This follows a dramatic incident in Jersey on Sunday night, in which a member of the Jersey Fire & Rescue Service had to jump into a strong swell and fast current to help a swimmer in distress at high tide in St Ouen's Bay.
The swimmer was unable to get back to shore, was not wearing a wet suit, and did not have any flotation aids. Once ashore, the swimmer received immediate medical attention from paramedics before being taken to hospital.
"The sea can always catch you out"
Guernsey Harbour Master Captain David Barker said it highlighted the risk that such incidents pose both to the individual and to the rescue teams. He reiterated some important guidance for local sea swimmers on staying safe in the waters around Guernsey. With a high tidal range of up to 10 metres, and strong tidal currents in some areas which move faster than you can swim, it is vital that swimmers think ahead and prepare accordingly.
"Sea swimming all year round is an increasingly popular pastime," said Captain Barker. "While the benefits are well known, people must understand the risks and how to enjoy the activity safely. Regardless of your experience, the sea can always catch you out, even in the summer.
"Running into danger at sea can have severe and life-threatening consequences. As such, you should always consider the risks to yourself and to others, always have a plan forgetting back to shore and keep the weather conditions in mind, as the state of tides around the Bailiwick can change very quickly."
Individuals risking their own lives and those of others
Earlier this month, emergency services in Guernsey rescued five children who were stranded on the K2 Rock at Grandes Rocques.
The light was failing and a combination of strong winds and large swells made it impossible to get the St Peter Port Inshore Lifeboat close to the children, who each had to jump back into the water under the supervision of emergency volunteers before being pulled to the ILB by a throw line.

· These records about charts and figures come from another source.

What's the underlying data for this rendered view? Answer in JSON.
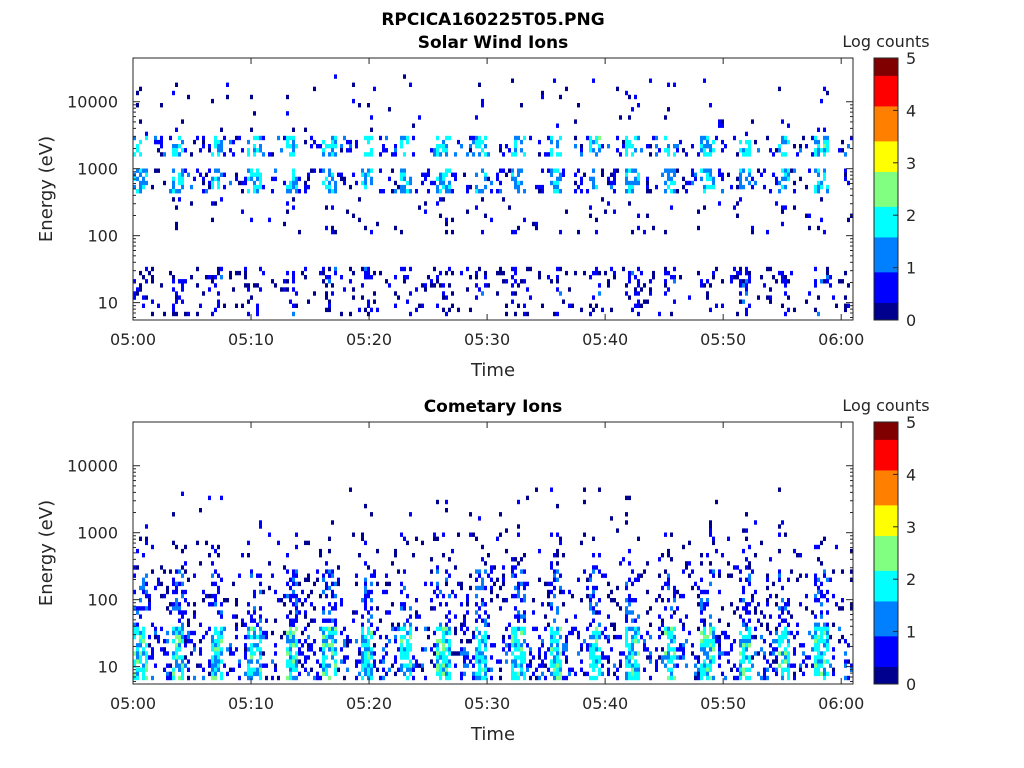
{
  "figure_title": "RPCICA160225T05.PNG",
  "colormap": [
    "#00008f",
    "#0000ff",
    "#0080ff",
    "#00ffff",
    "#80ff80",
    "#ffff00",
    "#ff8000",
    "#ff0000",
    "#800000"
  ],
  "chart_data": [
    {
      "type": "heatmap",
      "title": "Solar Wind Ions",
      "xlabel": "Time",
      "ylabel": "Energy (eV)",
      "y_scale": "log",
      "xlim": [
        "05:00",
        "06:01"
      ],
      "ylim": [
        5.5,
        45000
      ],
      "x_ticks": [
        "05:00",
        "05:10",
        "05:20",
        "05:30",
        "05:40",
        "05:50",
        "06:00"
      ],
      "y_ticks": [
        10,
        100,
        1000,
        10000
      ],
      "y_tick_labels": [
        "10",
        "100",
        "1000",
        "10000"
      ],
      "colorbar": {
        "label": "Log counts",
        "range": [
          0,
          5
        ],
        "ticks": [
          "0",
          "1",
          "2",
          "3",
          "4",
          "5"
        ]
      },
      "bands": [
        {
          "e_lo": 420,
          "e_hi": 1000,
          "level": 1.5,
          "density": 0.55
        },
        {
          "e_lo": 1500,
          "e_hi": 3000,
          "level": 1.7,
          "density": 0.5
        },
        {
          "e_lo": 3000,
          "e_hi": 25000,
          "level": 0.3,
          "density": 0.03
        },
        {
          "e_lo": 100,
          "e_hi": 400,
          "level": 0.4,
          "density": 0.08
        },
        {
          "e_lo": 16,
          "e_hi": 35,
          "level": 0.5,
          "density": 0.35
        },
        {
          "e_lo": 6,
          "e_hi": 16,
          "level": 0.5,
          "density": 0.18
        }
      ],
      "cycle_minutes": 3.2
    },
    {
      "type": "heatmap",
      "title": "Cometary Ions",
      "xlabel": "Time",
      "ylabel": "Energy (eV)",
      "y_scale": "log",
      "xlim": [
        "05:00",
        "06:01"
      ],
      "ylim": [
        5.5,
        45000
      ],
      "x_ticks": [
        "05:00",
        "05:10",
        "05:20",
        "05:30",
        "05:40",
        "05:50",
        "06:00"
      ],
      "y_ticks": [
        10,
        100,
        1000,
        10000
      ],
      "y_tick_labels": [
        "10",
        "100",
        "1000",
        "10000"
      ],
      "colorbar": {
        "label": "Log counts",
        "range": [
          0,
          5
        ],
        "ticks": [
          "0",
          "1",
          "2",
          "3",
          "4",
          "5"
        ]
      },
      "bands": [
        {
          "e_lo": 6,
          "e_hi": 40,
          "level": 1.8,
          "density": 0.7
        },
        {
          "e_lo": 40,
          "e_hi": 300,
          "level": 0.8,
          "density": 0.35
        },
        {
          "e_lo": 300,
          "e_hi": 1000,
          "level": 0.3,
          "density": 0.12
        },
        {
          "e_lo": 1000,
          "e_hi": 5000,
          "level": 0.2,
          "density": 0.03
        }
      ],
      "cycle_minutes": 3.2
    }
  ]
}
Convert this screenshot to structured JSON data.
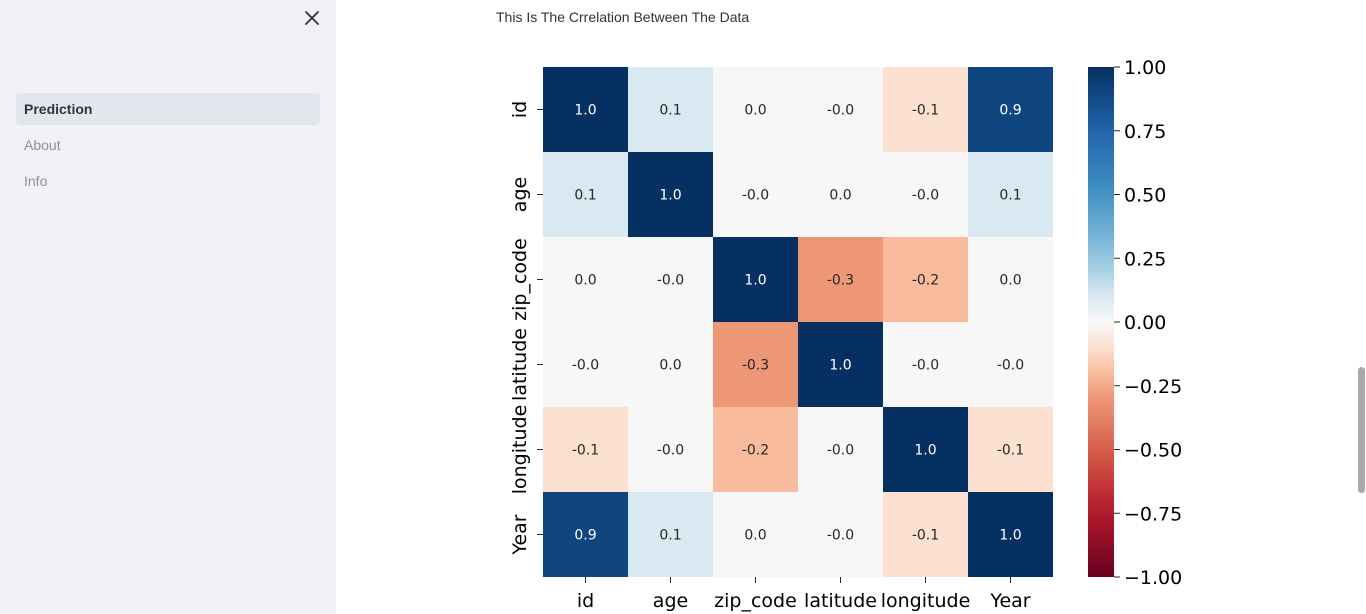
{
  "sidebar": {
    "nav": [
      {
        "label": "Prediction",
        "active": true
      },
      {
        "label": "About",
        "active": false
      },
      {
        "label": "Info",
        "active": false
      }
    ],
    "close_icon": "close-icon"
  },
  "main": {
    "caption": "This Is The Crrelation Between The Data"
  },
  "chart_data": {
    "type": "heatmap",
    "variables": [
      "id",
      "age",
      "zip_code",
      "latitude",
      "longitude",
      "Year"
    ],
    "matrix": [
      [
        1.0,
        0.1,
        0.0,
        -0.0,
        -0.1,
        0.9
      ],
      [
        0.1,
        1.0,
        -0.0,
        0.0,
        -0.0,
        0.1
      ],
      [
        0.0,
        -0.0,
        1.0,
        -0.3,
        -0.2,
        0.0
      ],
      [
        -0.0,
        0.0,
        -0.3,
        1.0,
        -0.0,
        -0.0
      ],
      [
        -0.1,
        -0.0,
        -0.2,
        -0.0,
        1.0,
        -0.1
      ],
      [
        0.9,
        0.1,
        0.0,
        -0.0,
        -0.1,
        1.0
      ]
    ],
    "annotation_format": "{:.1f}",
    "colormap": "RdBu",
    "vmin": -1.0,
    "vmax": 1.0,
    "colorbar_ticks": [
      "1.00",
      "0.75",
      "0.50",
      "0.25",
      "0.00",
      "−0.25",
      "−0.50",
      "−0.75",
      "−1.00"
    ],
    "colorbar_values": [
      1.0,
      0.75,
      0.5,
      0.25,
      0.0,
      -0.25,
      -0.5,
      -0.75,
      -1.0
    ]
  }
}
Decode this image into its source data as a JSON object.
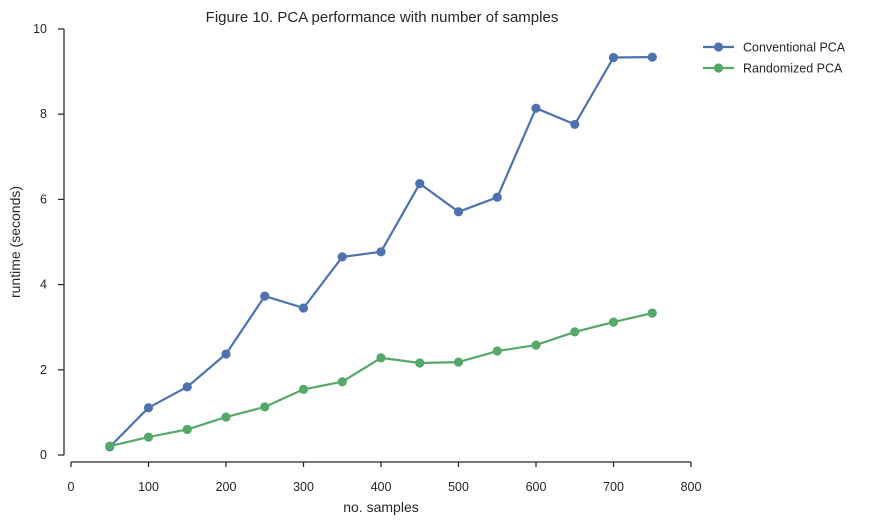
{
  "chart_data": {
    "type": "line",
    "title": "Figure 10. PCA performance with number of samples",
    "xlabel": "no. samples",
    "ylabel": "runtime (seconds)",
    "xlim": [
      0,
      800
    ],
    "ylim": [
      0,
      10
    ],
    "xticks": [
      "0",
      "100",
      "200",
      "300",
      "400",
      "500",
      "600",
      "700",
      "800"
    ],
    "yticks": [
      "0",
      "2",
      "4",
      "6",
      "8",
      "10"
    ],
    "grid": false,
    "legend_position": "top-right outside",
    "x": [
      50,
      100,
      150,
      200,
      250,
      300,
      350,
      400,
      450,
      500,
      550,
      600,
      650,
      700,
      750
    ],
    "series": [
      {
        "name": "Conventional PCA",
        "color": "#4c72b0",
        "values": [
          0.19,
          1.11,
          1.6,
          2.37,
          3.73,
          3.45,
          4.65,
          4.77,
          6.37,
          5.71,
          6.05,
          8.14,
          7.76,
          9.33,
          9.34
        ]
      },
      {
        "name": "Randomized PCA",
        "color": "#55a868",
        "values": [
          0.21,
          0.42,
          0.6,
          0.89,
          1.13,
          1.54,
          1.72,
          2.28,
          2.16,
          2.18,
          2.44,
          2.58,
          2.89,
          3.12,
          3.33
        ]
      }
    ]
  }
}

Captain Barker said: "Given the precarious conditions in which those five children were rescued at Grandes Rocques, the outcome could have been very different, just as it could have been for the sea swimmer in Jersey on Sunday night, were it not for the bravery, skill and determination of the emergency services which serve our islands."
Sea swimmers are advised to:
• Check the weather and tides before you take to the water.
• Make sure you can enter and leave the water safely - bearing in mind that Guernsey's tides rise and fall by up to 10 metres.
• Avoid swimming where there are tidal currents - those around our islands are often faster than you can swim.
• Make sure someone knows that you are going sea swimming and where. Ideally, you should have a safety person ashore who can keep an eye on you.
• Consider using a high-visibility buoyancy aid with a leash if you are distance swimming.